This traditional Mexican soup is comforting and heavy enough to be a meal all on its own.
Pozole is a Mexican soup served during special holidays and occasions like quinceañera celebrations or New Year's. In this edition, the traditional pozole recipe gets a colorful makeover, adding more spices and surprise ingredients that add an extra kick.
For me, Pork Chile Colorado Pozole represents family. I have the fondest memories of early morning preparations of a couple of foods in our house: menudo, barbacoa and tamales. And when my sister began cooking for her own family, she prepared pozole for us. I have been hooked since then. Each of those dishes have their own distinct smells, and as a kid I may have been bothered by them, but now those smells are familiar and comforting.
In our family, pozole was always traditionally prepared with pork, but I have substituted chicken many times and think it's a good alternative! The great thing about pozole is that it can be served for breakfast, lunch or dinner. And don't forget the garnishes! It wouldn't be a pozole recipe without the cabbage, radishes and lemon.
3lbs pork butt or shoulder, boneless, trim off excess fat
In a large stock pot, transfer the pork, cover with water, add the onion, whole garlic bulb and about 1 tablespoon of salt.
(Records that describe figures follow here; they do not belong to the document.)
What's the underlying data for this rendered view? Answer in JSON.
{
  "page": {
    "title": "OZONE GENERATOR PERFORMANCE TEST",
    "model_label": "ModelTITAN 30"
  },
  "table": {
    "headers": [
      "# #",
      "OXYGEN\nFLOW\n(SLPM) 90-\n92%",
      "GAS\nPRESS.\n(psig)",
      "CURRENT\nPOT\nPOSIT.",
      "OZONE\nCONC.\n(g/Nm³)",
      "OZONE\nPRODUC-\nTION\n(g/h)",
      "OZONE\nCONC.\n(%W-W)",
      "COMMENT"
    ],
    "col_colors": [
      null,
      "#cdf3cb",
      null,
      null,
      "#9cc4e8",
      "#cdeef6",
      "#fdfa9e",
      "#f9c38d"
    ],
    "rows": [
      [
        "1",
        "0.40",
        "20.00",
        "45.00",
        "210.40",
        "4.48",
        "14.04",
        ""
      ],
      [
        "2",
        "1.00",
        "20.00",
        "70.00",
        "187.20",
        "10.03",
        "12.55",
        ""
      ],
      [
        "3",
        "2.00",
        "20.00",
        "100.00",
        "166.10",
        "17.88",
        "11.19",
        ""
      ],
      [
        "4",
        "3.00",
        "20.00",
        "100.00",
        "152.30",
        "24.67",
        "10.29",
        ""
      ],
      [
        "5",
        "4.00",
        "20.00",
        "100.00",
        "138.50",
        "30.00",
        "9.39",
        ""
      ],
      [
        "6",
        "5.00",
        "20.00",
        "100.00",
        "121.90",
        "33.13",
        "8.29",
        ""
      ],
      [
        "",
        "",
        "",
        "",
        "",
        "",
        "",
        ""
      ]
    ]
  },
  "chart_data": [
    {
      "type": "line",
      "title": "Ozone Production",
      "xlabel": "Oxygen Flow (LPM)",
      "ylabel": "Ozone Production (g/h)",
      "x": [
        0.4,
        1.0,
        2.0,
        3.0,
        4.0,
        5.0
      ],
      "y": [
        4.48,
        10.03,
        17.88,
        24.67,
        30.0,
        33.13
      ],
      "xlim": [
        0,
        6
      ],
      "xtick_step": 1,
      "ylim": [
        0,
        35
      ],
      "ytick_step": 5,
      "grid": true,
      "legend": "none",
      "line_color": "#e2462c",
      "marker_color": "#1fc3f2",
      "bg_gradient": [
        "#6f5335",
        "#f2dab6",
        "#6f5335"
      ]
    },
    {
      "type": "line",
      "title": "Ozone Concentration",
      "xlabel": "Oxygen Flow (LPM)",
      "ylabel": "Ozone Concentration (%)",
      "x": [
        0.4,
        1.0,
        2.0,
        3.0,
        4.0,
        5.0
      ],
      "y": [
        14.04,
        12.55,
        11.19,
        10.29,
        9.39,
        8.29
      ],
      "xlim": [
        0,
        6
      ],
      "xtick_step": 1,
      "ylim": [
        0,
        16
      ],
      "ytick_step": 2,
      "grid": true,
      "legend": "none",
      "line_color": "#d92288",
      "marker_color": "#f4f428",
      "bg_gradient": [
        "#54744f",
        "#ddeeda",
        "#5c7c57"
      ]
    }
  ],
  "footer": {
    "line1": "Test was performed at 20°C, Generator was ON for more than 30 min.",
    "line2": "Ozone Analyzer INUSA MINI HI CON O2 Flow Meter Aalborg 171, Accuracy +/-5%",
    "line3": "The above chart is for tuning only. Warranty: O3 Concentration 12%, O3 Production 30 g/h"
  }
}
Bring to a boil, lower the heat, partially cover and cook for a good 2½ to 3 hours, skimming the top. When pork is tender (falling off the bone), remove from stock and set aside to cool.
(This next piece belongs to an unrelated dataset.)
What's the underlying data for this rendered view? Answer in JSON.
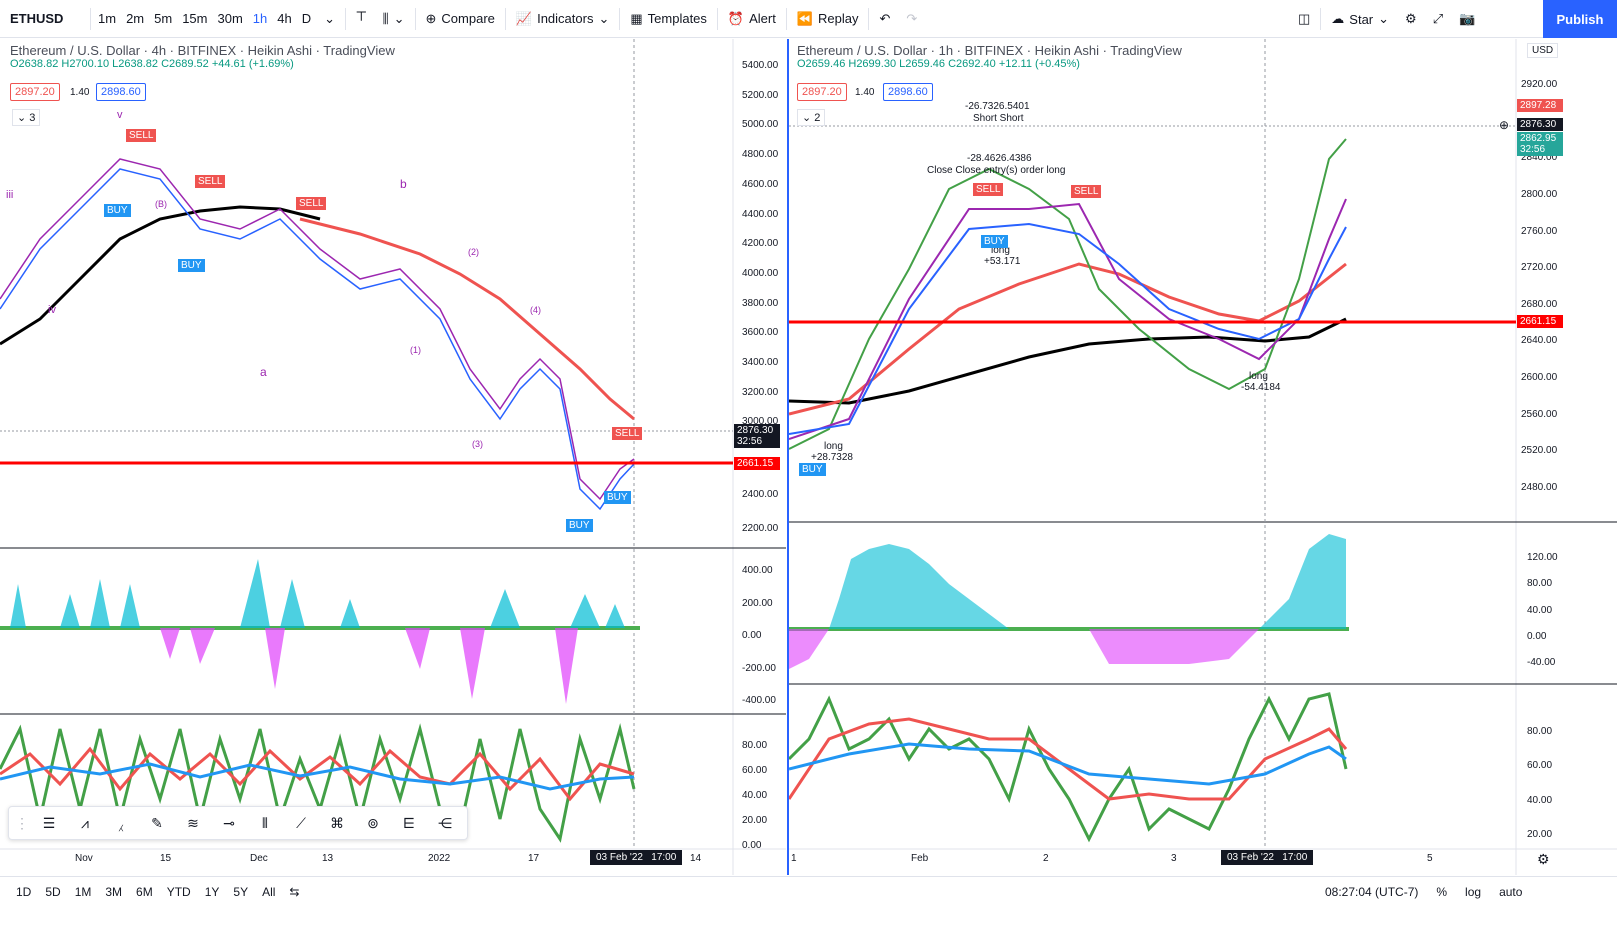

While the pork is cooking, remove the stems and seeds from the chile peppers, transfer to a sauce pan, cover with water bring to a boil, reduce to a simmer and cook for 15 minutes. Drain the water, transfer peppers to blender, add 1½ cups of water and 1 teaspoon of salt, 1 teaspoon cumin, 1 teaspoon oregano and blend until smooth. Strain through wire mesh strainer for a smoother sauce. Set aside.
Strain the pork stock and return to pot. Heat to medium heat, add the hominy, 2 teaspoons of crushed red pepper flakes (or dried chile piquin), 1/2 tablespoon of oregano, 1 cup of water, and the chile puree. Stir well to combine. Bring to a boil, taste for salt. Cook for another 20 minutes. While that cooks, shred or roughly chop the pork and remove any extra fat. Add to the pozole, stir well and cook for 25 minutes. If too thick, add a little more water, taste for salt.
Serve with tostadas or warm corn tortillas and garnish with shredded lettuce or cabbage, sliced radishes, diced white onion, oregano, crushed chile piquin and lemon.
For a more tender and flavorful pozole, let the pozole cook for a longer period of time at a low temperature. I think the longer it cooks, the better it tastes. I also like to add a little cilantro and minced chile serrano if I am not adding red pepper flakes.